Wednesday, March 31, 2010

What are you looking at?

This morning wasn't a morning I'm proud of. Every time I turned around someone was throwing a temper tantrum. There was one over a pair of socks that wasn't put on, because someone didn't want to go to the bathroom, because that same someone didn't want to get dressed, put on shoes, eat breakfast, carry his backpack, etc. There were more tantrums than I can count.

You'd think, ah a typical day in the life of a three year old, right? Yeah. Except that the three year old wasn't the one having the tantrums. It was me. I don't wonder where my child learned the art of being so difficult. I only have to look in the mirror to see it.

I was very grateful for time with my friends this morning.

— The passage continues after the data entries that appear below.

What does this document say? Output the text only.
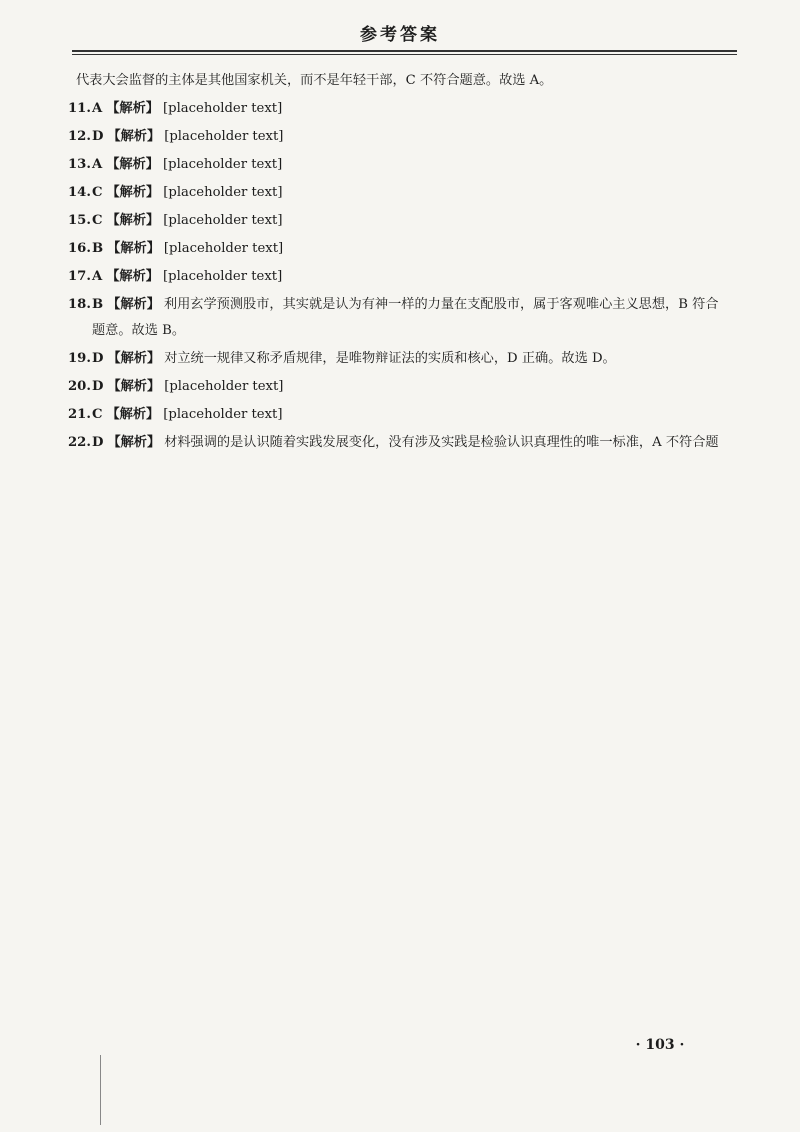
参考答案

代表大会监督的主体是其他国家机关，而不是年轻干部，C 不符合题意。故选 A。

11. A 【解析】 [placeholder text]
12. D 【解析】 [placeholder text]
13. A 【解析】 [placeholder text]
14. C 【解析】 [placeholder text]
15. C 【解析】 [placeholder text]
16. B 【解析】 [placeholder text]
17. A 【解析】 [placeholder text]
18. B 【解析】 利用玄学预测股市，其实就是认为有神一样的力量在支配股市，属于客观唯心主义思想，B 符合题意。故选 B。
19. D 【解析】 对立统一规律又称矛盾规律，是唯物辩证法的实质和核心，D 正确。故选 D。
20. D 【解析】 [placeholder text]
21. C 【解析】 [placeholder text]
22. D 【解析】 材料强调的是认识随着实践发展变化，没有涉及实践是检验认识真理性的唯一标准，A 不符合题
· 103 ·
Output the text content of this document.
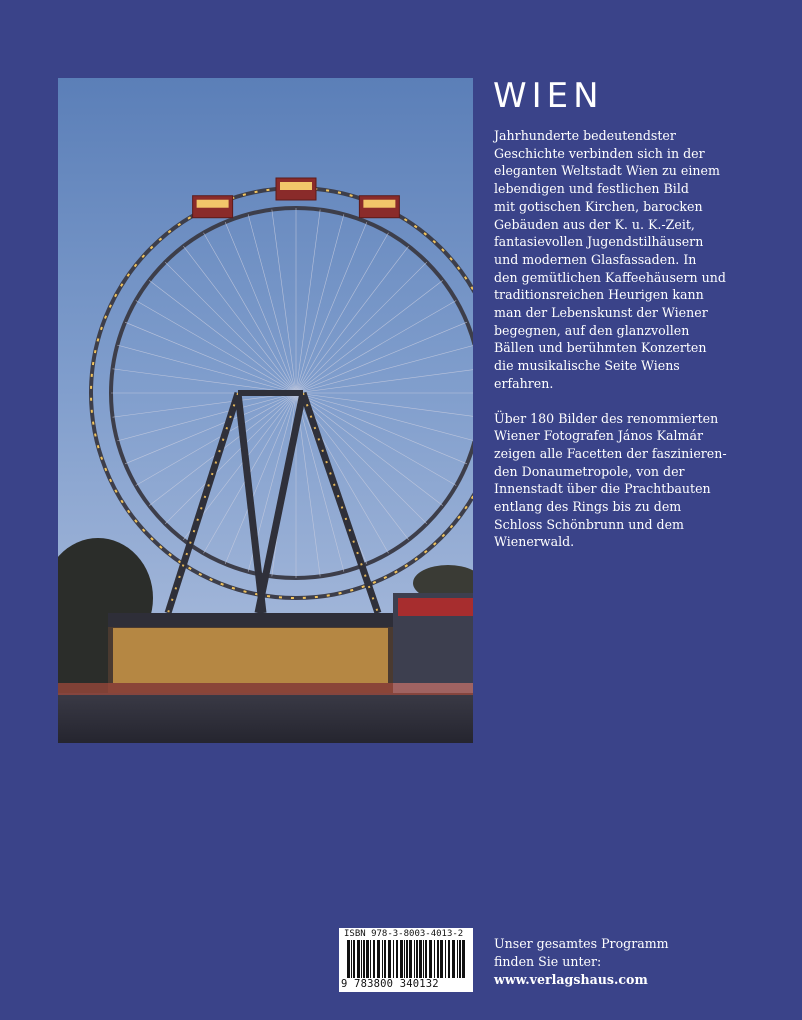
WIEN

Jahrhunderte bedeutendster
Geschichte verbinden sich in der
eleganten Weltstadt Wien zu einem
lebendigen und festlichen Bild
mit gotischen Kirchen, barocken
Gebäuden aus der K. u. K.-Zeit,
fantasievollen Jugendstilhäusern
und modernen Glasfassaden. In
den gemütlichen Kaffeehäusern und
traditionsreichen Heurigen kann
man der Lebenskunst der Wiener
begegnen, auf den glanzvollen
Bällen und berühmten Konzerten
die musikalische Seite Wiens
erfahren.

Über 180 Bilder des renommierten
Wiener Fotografen János Kalmár
zeigen alle Facetten der faszinieren-
den Donaumetropole, von der
Innenstadt über die Prachtbauten
entlang des Rings bis zu dem
Schloss Schönbrunn und dem
Wienerwald.

ISBN 978-3-8003-4013-2
9 783800 340132
Unser gesamtes Programm
finden Sie unter:
www.verlagshaus.com
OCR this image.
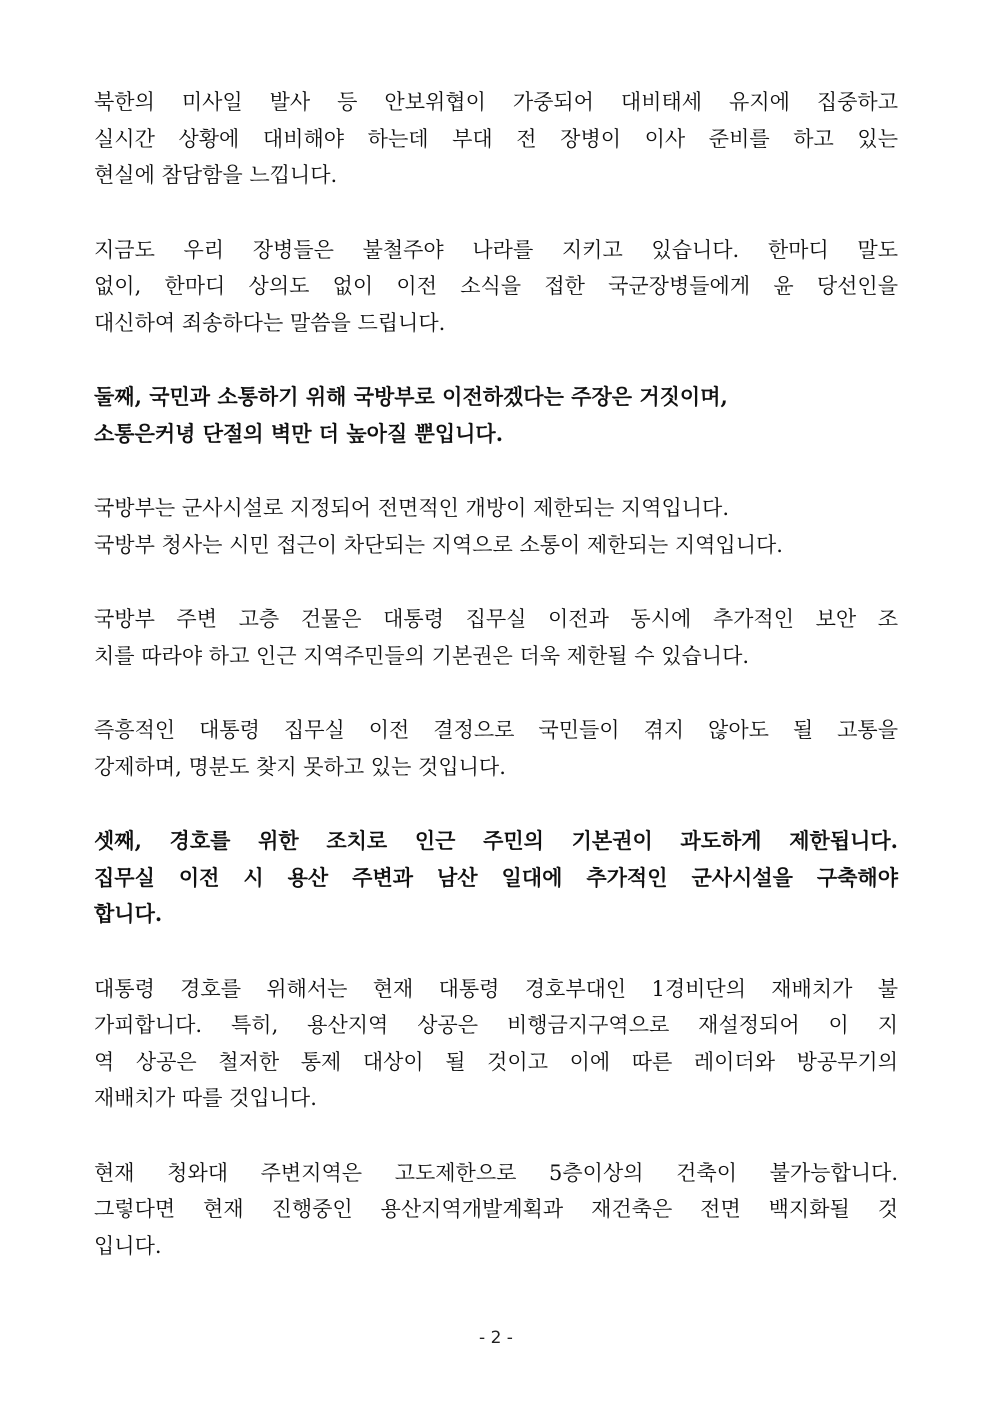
북한의 미사일 발사 등 안보위협이 가중되어 대비태세 유지에 집중하고
실시간 상황에 대비해야 하는데 부대 전 장병이 이사 준비를 하고 있는
현실에 참담함을 느낍니다.
지금도 우리 장병들은 불철주야 나라를 지키고 있습니다. 한마디 말도
없이, 한마디 상의도 없이 이전 소식을 접한 국군장병들에게 윤 당선인을
대신하여 죄송하다는 말씀을 드립니다.
둘째, 국민과 소통하기 위해 국방부로 이전하겠다는 주장은 거짓이며,
소통은커녕 단절의 벽만 더 높아질 뿐입니다.
국방부는 군사시설로 지정되어 전면적인 개방이 제한되는 지역입니다.
국방부 청사는 시민 접근이 차단되는 지역으로 소통이 제한되는 지역입니다.
국방부 주변 고층 건물은 대통령 집무실 이전과 동시에 추가적인 보안 조
치를 따라야 하고 인근 지역주민들의 기본권은 더욱 제한될 수 있습니다.
즉흥적인 대통령 집무실 이전 결정으로 국민들이 겪지 않아도 될 고통을
강제하며, 명분도 찾지 못하고 있는 것입니다.
셋째, 경호를 위한 조치로 인근 주민의 기본권이 과도하게 제한됩니다.
집무실 이전 시 용산 주변과 남산 일대에 추가적인 군사시설을 구축해야
합니다.
대통령 경호를 위해서는 현재 대통령 경호부대인 1경비단의 재배치가 불
가피합니다. 특히, 용산지역 상공은 비행금지구역으로 재설정되어 이 지
역 상공은 철저한 통제 대상이 될 것이고 이에 따른 레이더와 방공무기의
재배치가 따를 것입니다.
현재 청와대 주변지역은 고도제한으로 5층이상의 건축이 불가능합니다.
그렇다면 현재 진행중인 용산지역개발계획과 재건축은 전면 백지화될 것
입니다.
- 2 -
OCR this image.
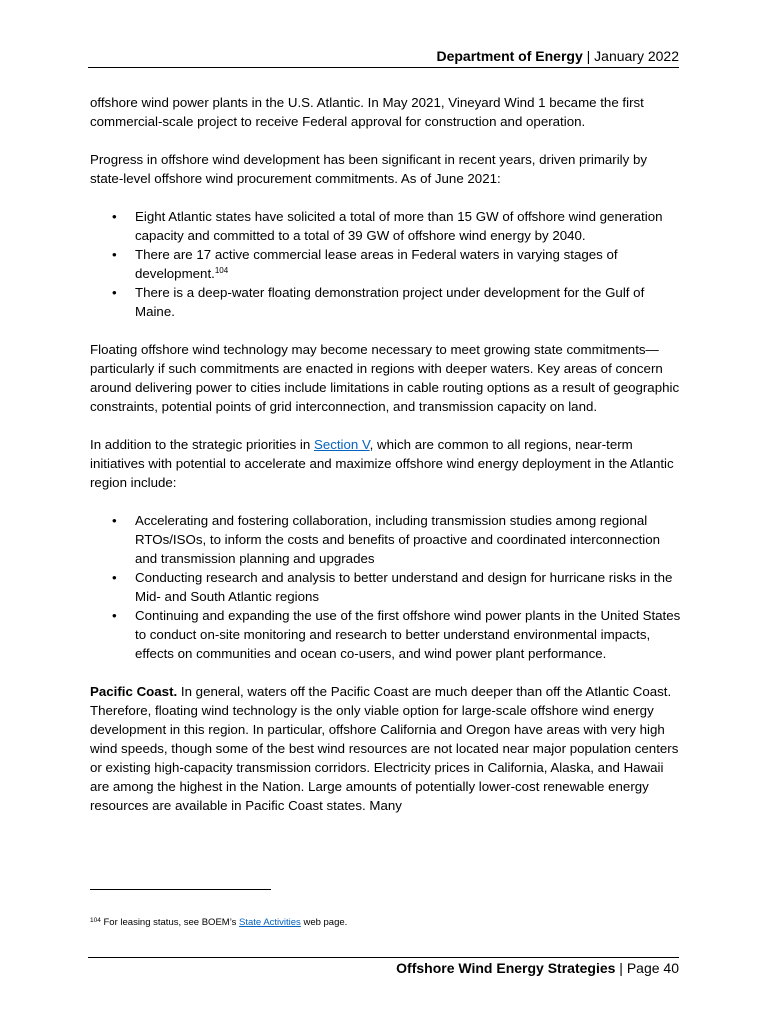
Department of Energy | January 2022

offshore wind power plants in the U.S. Atlantic. In May 2021, Vineyard Wind 1 became the first commercial-scale project to receive Federal approval for construction and operation.

Progress in offshore wind development has been significant in recent years, driven primarily by state-level offshore wind procurement commitments. As of June 2021:

• Eight Atlantic states have solicited a total of more than 15 GW of offshore wind generation capacity and committed to a total of 39 GW of offshore wind energy by 2040.
• There are 17 active commercial lease areas in Federal waters in varying stages of development.$^{104}$
• There is a deep-water floating demonstration project under development for the Gulf of Maine.

Floating offshore wind technology may become necessary to meet growing state commitments—particularly if such commitments are enacted in regions with deeper waters. Key areas of concern around delivering power to cities include limitations in cable routing options as a result of geographic constraints, potential points of grid interconnection, and transmission capacity on land.

In addition to the strategic priorities in Section V, which are common to all regions, near-term initiatives with potential to accelerate and maximize offshore wind energy deployment in the Atlantic region include:

• Accelerating and fostering collaboration, including transmission studies among regional RTOs/ISOs, to inform the costs and benefits of proactive and coordinated interconnection and transmission planning and upgrades
• Conducting research and analysis to better understand and design for hurricane risks in the Mid- and South Atlantic regions
• Continuing and expanding the use of the first offshore wind power plants in the United States to conduct on-site monitoring and research to better understand environmental impacts, effects on communities and ocean co-users, and wind power plant performance.

Pacific Coast. In general, waters off the Pacific Coast are much deeper than off the Atlantic Coast. Therefore, floating wind technology is the only viable option for large-scale offshore wind energy development in this region. In particular, offshore California and Oregon have areas with very high wind speeds, though some of the best wind resources are not located near major population centers or existing high-capacity transmission corridors. Electricity prices in California, Alaska, and Hawaii are among the highest in the Nation. Large amounts of potentially lower-cost renewable energy resources are available in Pacific Coast states. Many

$^{104}$ For leasing status, see BOEM’s State Activities web page.
Offshore Wind Energy Strategies | Page 40
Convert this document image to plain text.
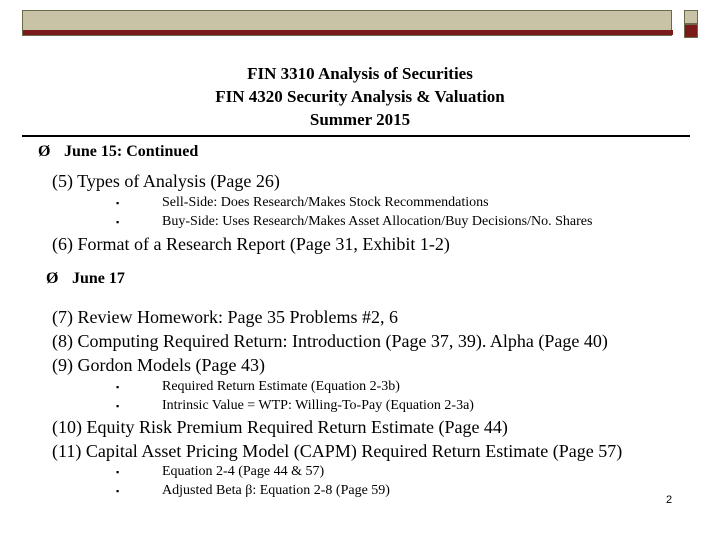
FIN 3310 Analysis of Securities
FIN 4320 Security Analysis & Valuation
Summer 2015
Ø June 15: Continued
(5) Types of Analysis (Page 26)
▪	Sell-Side: Does Research/Makes Stock Recommendations
▪	Buy-Side: Uses Research/Makes Asset Allocation/Buy Decisions/No. Shares
(6) Format of a Research Report (Page 31, Exhibit 1-2)
Ø June 17
(7) Review Homework: Page 35 Problems #2, 6
(8) Computing Required Return: Introduction (Page 37, 39). Alpha (Page 40)
(9) Gordon Models (Page 43)
▪	Required Return Estimate (Equation 2-3b)
▪	Intrinsic Value = WTP: Willing-To-Pay (Equation 2-3a)
(10) Equity Risk Premium Required Return Estimate (Page 44)
(11) Capital Asset Pricing Model (CAPM) Required Return Estimate (Page 57)
▪	Equation 2-4 (Page 44 & 57)
▪	Adjusted Beta β: Equation 2-8 (Page 59)
2
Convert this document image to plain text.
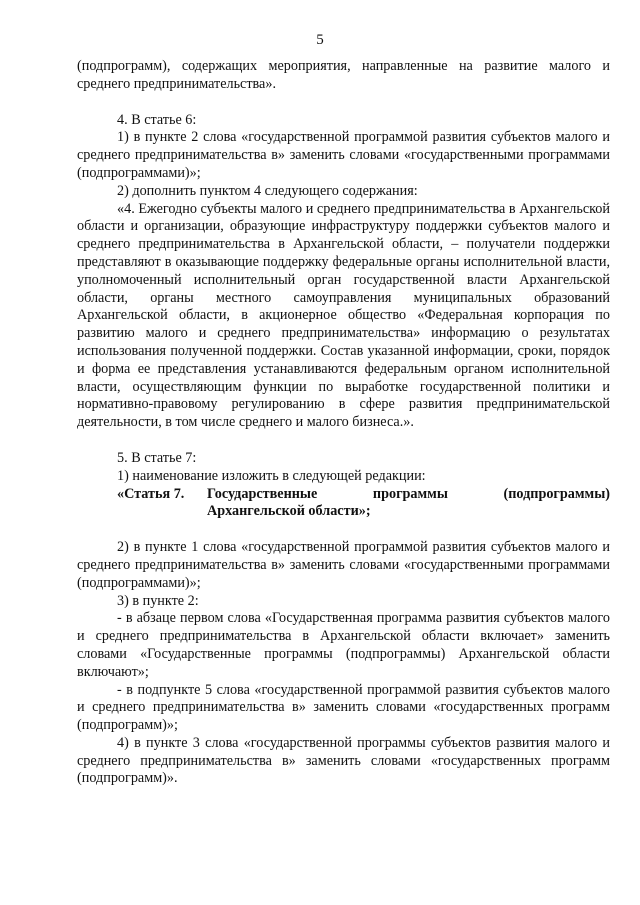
5

(подпрограмм), содержащих мероприятия, направленные на развитие малого и среднего предпринимательства».

4. В статье 6:

1) в пункте 2 слова «государственной программой развития субъектов малого и среднего предпринимательства в» заменить словами «государственными программами (подпрограммами)»;

2) дополнить пунктом 4 следующего содержания:

«4. Ежегодно субъекты малого и среднего предпринимательства в Архангельской области и организации, образующие инфраструктуру поддержки субъектов малого и среднего предпринимательства в Архангельской области, – получатели поддержки представляют в оказывающие поддержку федеральные органы исполнительной власти, уполномоченный исполнительный орган государственной власти Архангельской области, органы местного самоуправления муниципальных образований Архангельской области, в акционерное общество «Федеральная корпорация по развитию малого и среднего предпринимательства» информацию о результатах использования полученной поддержки. Состав указанной информации, сроки, порядок и форма ее представления устанавливаются федеральным органом исполнительной власти, осуществляющим функции по выработке государственной политики и нормативно-правовому регулированию в сфере развития предпринимательской деятельности, в том числе среднего и малого бизнеса.».

5. В статье 7:

1) наименование изложить в следующей редакции:

«Статья 7.	Государственные	программы	(подпрограммы)
Архангельской области»;

2) в пункте 1 слова «государственной программой развития субъектов малого и среднего предпринимательства в» заменить словами «государственными программами (подпрограммами)»;

3) в пункте 2:

- в абзаце первом слова «Государственная программа развития субъектов малого и среднего предпринимательства в Архангельской области включает» заменить словами «Государственные программы (подпрограммы) Архангельской области включают»;

- в подпункте 5 слова «государственной программой развития субъектов малого и среднего предпринимательства в» заменить словами «государственных программ (подпрограмм)»;

4) в пункте 3 слова «государственной программы субъектов развития малого и среднего предпринимательства в» заменить словами «государственных программ (подпрограмм)».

Time where I was able to look back and reflect on how I failed this morning, and know that it doesn't matter. Little Monster went to school and had a wonderful day. He was able to get a break from my psychotic behavior, and spend time having fun while learning. By the time he came home, he had his normal Mommy back.

What was my problem this morning? I'm pretty sure I was focused on myself and how "bad" I have it.. I mean, it's rained for how many days now? We were SICK the last day of sunshine.. And NOW the MALL is going to be a pipe dream at best for Friday. Friday, which I thought was going to be a day where I could leave Little Monster in school for the entire day and go shopping is pretty much cancelled. Friday school is closed. The malls are all flooded. Poor, Poor Mary can't go to the mall to get a bear re-stuffed and buy jammies for the baby. Don't you feel sorry for me?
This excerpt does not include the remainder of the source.